Alicia Spinnet-Pucey (_alicia_) wrote in misplacedrpg, |
Lisa,
I did find him. In every way, except one, he is the exact same man I know. I'll always be able to find him. Honestly, I don't know how it went. I know I said too much, too soon, and that was my mistake. He was... younger than I thought he would be, so obviously not ready for this.
You have nothing to apologize for. At all. How could I possibly hate you?
As it is, I'm okay, though it feels odd to miss someone who's almost literally within shouting distance. It's odd, because I didn't miss him like this before. It's like... he and the children were all taken care of, but now that he's here, it's only the children that are taken care of. Does that make sense?
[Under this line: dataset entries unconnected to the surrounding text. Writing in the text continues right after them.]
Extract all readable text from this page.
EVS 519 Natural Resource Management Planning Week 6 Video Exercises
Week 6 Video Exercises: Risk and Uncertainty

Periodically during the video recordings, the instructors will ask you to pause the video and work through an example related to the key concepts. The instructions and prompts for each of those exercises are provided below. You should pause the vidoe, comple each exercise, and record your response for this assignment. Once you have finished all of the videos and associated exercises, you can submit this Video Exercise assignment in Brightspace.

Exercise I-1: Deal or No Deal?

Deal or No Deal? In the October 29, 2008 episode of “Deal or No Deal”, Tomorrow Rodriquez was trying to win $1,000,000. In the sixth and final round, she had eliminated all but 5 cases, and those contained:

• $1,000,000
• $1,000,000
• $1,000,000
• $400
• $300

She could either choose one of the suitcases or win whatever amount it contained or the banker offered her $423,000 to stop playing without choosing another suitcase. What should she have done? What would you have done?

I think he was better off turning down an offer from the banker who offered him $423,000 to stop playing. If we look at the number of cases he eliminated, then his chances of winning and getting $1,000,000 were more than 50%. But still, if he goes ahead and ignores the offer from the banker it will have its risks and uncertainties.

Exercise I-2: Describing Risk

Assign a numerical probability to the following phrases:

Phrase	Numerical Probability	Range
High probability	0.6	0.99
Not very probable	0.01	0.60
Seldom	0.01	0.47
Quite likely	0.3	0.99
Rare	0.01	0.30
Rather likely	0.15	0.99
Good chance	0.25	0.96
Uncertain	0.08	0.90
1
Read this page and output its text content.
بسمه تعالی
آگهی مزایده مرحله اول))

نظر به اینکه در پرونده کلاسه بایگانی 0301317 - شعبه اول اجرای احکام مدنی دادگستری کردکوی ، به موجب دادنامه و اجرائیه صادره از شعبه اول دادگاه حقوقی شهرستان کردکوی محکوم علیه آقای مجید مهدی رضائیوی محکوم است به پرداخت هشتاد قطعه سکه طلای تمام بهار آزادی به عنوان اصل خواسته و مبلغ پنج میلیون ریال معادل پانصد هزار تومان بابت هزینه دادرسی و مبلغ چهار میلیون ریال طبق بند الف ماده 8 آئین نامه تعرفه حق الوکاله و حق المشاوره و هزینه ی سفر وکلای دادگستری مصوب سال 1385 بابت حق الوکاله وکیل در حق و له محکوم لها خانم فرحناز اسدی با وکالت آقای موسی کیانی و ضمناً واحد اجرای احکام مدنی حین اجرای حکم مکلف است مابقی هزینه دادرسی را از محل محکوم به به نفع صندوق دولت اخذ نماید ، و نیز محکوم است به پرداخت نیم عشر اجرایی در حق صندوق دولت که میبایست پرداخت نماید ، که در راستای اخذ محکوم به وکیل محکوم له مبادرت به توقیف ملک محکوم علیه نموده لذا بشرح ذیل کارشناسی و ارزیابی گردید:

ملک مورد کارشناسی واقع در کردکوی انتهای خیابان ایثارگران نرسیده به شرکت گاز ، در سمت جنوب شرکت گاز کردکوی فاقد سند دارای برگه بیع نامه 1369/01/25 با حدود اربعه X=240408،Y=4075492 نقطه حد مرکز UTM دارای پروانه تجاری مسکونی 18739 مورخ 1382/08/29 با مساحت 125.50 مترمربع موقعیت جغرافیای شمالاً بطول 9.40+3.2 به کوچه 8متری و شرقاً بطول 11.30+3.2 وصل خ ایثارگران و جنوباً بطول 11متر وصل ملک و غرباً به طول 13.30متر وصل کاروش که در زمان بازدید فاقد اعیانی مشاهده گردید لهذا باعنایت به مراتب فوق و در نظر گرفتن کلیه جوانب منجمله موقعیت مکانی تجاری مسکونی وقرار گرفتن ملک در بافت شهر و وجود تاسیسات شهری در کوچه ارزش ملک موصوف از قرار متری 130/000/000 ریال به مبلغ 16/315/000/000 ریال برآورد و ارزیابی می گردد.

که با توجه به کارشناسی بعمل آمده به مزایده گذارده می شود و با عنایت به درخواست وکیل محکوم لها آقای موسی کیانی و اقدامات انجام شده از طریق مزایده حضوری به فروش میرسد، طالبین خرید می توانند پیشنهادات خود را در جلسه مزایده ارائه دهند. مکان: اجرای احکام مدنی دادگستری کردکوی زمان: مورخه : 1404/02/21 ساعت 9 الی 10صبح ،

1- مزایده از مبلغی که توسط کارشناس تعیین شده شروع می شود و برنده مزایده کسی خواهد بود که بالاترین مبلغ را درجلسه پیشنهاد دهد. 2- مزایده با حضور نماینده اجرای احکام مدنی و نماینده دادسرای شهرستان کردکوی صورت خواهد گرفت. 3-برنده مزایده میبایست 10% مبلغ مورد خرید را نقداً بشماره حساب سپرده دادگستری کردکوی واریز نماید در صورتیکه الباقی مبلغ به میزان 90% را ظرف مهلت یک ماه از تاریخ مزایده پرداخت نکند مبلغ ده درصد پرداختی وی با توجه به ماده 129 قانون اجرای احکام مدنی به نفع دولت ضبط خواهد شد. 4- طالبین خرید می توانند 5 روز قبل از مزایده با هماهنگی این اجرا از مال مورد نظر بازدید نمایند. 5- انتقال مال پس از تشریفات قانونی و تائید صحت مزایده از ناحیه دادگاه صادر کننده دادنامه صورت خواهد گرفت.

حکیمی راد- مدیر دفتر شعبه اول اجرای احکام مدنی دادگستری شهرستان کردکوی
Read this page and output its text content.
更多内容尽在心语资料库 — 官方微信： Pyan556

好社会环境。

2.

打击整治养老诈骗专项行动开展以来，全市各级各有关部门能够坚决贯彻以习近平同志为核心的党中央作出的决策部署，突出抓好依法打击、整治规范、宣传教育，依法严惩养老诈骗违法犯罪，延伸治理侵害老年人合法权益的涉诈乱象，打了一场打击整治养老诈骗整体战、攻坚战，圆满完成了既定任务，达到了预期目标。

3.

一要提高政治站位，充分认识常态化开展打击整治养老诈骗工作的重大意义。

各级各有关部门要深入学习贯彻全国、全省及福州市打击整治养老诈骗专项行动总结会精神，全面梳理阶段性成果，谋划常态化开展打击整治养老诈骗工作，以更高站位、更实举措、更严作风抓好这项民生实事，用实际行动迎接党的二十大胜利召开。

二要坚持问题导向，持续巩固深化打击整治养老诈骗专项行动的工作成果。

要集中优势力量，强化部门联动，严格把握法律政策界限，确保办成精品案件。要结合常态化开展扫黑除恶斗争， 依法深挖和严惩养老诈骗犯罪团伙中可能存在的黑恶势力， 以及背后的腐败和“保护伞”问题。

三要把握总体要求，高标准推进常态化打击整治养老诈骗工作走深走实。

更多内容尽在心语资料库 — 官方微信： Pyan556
As for him, I don't think he's in a good place. He still sees himself as a villain, though he never was. And yes, he has always been a grump, even back in school.
I don't know if I really need anything, other than knowing that he'll be okay, and that someone will keep an eye out for him. That whiskey... he doesn't know it, but it's his favourite, so if ever he's in the pub, please serve that for him. I will pay whatever difference there might be between what he wanted and what he gets. Or something like that. I don't know. Is that silly? I just want him to have what he likes.
Ugh! I don't know. Maybe I'm not okay, but really, I'm not the one you should worry about. I'll be fine. I'm not the one whose mind is being messed with here.